A Case for Protecting Huge Pages from the Kernel
Abstract
Modern architectures support multiple size pages to facilitate applications that use large chunks of contiguous memory either for buffer allocation, application specific memory management, in-memory caching or garbage collection. Most general purpose processors support larger page sizes, for e.g. x86 architecture supports 2MB and 1GB pages while PowerPC architecture supports 64KB, 16MB, 16GB pages. Such larger size pages are also known as superpages or huge pages. With the help of huge pages TLB reach can be increased significantly. The Linux kernel can transparently use these huge pages to significantly bring down the cost of TLB translations. With Transparent Huge Pages (THP) support in Linux kernel the end users or the application developers need not make any change to their application.
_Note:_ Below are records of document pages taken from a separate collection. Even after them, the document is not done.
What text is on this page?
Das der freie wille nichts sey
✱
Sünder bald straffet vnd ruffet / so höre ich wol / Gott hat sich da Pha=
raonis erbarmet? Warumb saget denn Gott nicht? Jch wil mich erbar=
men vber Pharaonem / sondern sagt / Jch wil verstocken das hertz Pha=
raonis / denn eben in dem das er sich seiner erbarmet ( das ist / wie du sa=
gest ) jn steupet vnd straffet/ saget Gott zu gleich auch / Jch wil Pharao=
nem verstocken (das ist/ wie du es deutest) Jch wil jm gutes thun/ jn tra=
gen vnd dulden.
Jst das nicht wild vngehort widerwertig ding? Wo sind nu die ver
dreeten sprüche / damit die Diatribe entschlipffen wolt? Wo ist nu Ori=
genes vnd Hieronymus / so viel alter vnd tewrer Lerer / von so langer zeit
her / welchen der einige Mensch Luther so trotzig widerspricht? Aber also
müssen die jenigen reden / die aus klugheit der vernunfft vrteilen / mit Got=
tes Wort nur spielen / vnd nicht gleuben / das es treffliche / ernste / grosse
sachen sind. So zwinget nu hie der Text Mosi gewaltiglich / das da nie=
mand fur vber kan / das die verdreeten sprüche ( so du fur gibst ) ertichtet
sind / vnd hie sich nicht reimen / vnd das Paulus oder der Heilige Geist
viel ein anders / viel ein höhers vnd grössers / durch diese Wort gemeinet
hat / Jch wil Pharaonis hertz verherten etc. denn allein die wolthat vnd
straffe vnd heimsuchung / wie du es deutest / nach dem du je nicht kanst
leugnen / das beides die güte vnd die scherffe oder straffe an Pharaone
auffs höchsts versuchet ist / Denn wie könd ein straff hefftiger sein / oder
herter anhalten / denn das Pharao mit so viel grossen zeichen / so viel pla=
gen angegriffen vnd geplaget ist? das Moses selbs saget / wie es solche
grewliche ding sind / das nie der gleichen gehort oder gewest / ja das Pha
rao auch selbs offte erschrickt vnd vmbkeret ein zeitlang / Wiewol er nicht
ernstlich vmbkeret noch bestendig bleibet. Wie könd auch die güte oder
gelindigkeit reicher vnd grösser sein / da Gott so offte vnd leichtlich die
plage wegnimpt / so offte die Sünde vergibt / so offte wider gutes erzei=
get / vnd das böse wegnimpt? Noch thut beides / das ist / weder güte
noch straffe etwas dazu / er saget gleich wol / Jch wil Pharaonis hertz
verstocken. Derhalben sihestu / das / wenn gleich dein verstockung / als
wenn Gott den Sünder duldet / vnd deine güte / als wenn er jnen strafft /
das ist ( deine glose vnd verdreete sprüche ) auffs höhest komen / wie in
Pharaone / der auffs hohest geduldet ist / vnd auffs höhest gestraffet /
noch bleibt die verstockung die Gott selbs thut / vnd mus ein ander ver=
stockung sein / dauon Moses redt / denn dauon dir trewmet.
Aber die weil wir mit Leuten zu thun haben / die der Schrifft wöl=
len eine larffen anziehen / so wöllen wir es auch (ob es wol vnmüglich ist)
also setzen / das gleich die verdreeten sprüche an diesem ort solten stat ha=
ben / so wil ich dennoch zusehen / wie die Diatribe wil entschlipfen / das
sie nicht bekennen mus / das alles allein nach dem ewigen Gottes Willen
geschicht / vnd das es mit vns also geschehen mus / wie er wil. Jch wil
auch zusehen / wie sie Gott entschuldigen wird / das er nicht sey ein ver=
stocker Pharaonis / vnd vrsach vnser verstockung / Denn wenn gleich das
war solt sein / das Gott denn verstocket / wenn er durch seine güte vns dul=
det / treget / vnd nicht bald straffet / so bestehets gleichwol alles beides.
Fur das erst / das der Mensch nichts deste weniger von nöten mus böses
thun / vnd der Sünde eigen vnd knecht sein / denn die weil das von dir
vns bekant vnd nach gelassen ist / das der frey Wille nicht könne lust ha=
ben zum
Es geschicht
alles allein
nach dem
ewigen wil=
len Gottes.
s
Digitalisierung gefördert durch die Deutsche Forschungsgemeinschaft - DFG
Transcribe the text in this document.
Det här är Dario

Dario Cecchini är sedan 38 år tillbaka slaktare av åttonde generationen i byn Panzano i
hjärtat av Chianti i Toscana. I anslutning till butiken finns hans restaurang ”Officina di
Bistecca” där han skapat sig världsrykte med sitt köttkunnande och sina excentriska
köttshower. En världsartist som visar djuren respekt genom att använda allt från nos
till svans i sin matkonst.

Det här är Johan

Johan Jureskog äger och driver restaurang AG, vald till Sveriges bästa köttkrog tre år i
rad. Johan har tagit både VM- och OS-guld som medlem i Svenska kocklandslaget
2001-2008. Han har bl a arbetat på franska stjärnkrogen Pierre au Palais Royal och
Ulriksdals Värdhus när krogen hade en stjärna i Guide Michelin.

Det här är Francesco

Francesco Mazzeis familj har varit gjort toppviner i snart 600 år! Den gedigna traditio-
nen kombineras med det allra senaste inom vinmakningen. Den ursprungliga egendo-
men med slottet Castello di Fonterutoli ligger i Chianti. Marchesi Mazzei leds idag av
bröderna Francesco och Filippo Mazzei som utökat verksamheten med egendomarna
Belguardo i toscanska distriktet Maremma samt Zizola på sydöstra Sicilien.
Memory fragmentation which has been one of the classical problems in computing systems for decades is a key problem for the allocation of huge pages. Ubiquitous huge page support across architectures makes effective fragmentation management even more critical for modern systems. Applications tend to stress system TLB in the absence of huge pages, for virtual to physical address translation, which adversely affects performance/energy characteristics in long running systems. Since most kernel pages tend to be unmovable, fragmentation created due to their misplacement is more problematic and nearly impossible to recover with memory compaction.
In this work, we explore physical memory manager of Linux and the interaction of kernel page placement with fragmentation avoidance and recovery mechanisms. Our analysis reveals that not only a random kernel page layout thwarts the progress of memory compaction; it can actually induce more fragmentation in the system. To address this problem, we propose a new allocator which takes special care for the placement of kernel pages. We propose a new region which represents memory area having kernel as well as user pages. Using this new region we introduce a staged allocator which with change in fragmentation level adapts and optimizes the kernel page placement. Later we introduce Illuminator which with zero overhead outperforms default kernel in terms of huge page allocation success rate and compaction overhead with respect to each huge page. We also show that huge page allocation is not a one dimensional problem but a two fold concern with how the fragmentation recovery mechanism may potentially interfere with the page clustering policy of allocator and worsen the fragmentation.
Our results show that with effective kernel page placements the mixed page block counts reduces upto 70%, which allows our system to allocate 3x-4x huge pages than the default Kernel. Using these additional huge pages we show up to 38% improvement in terms of energy consumed and reduction in execution time up to 39% on standard benchmarks.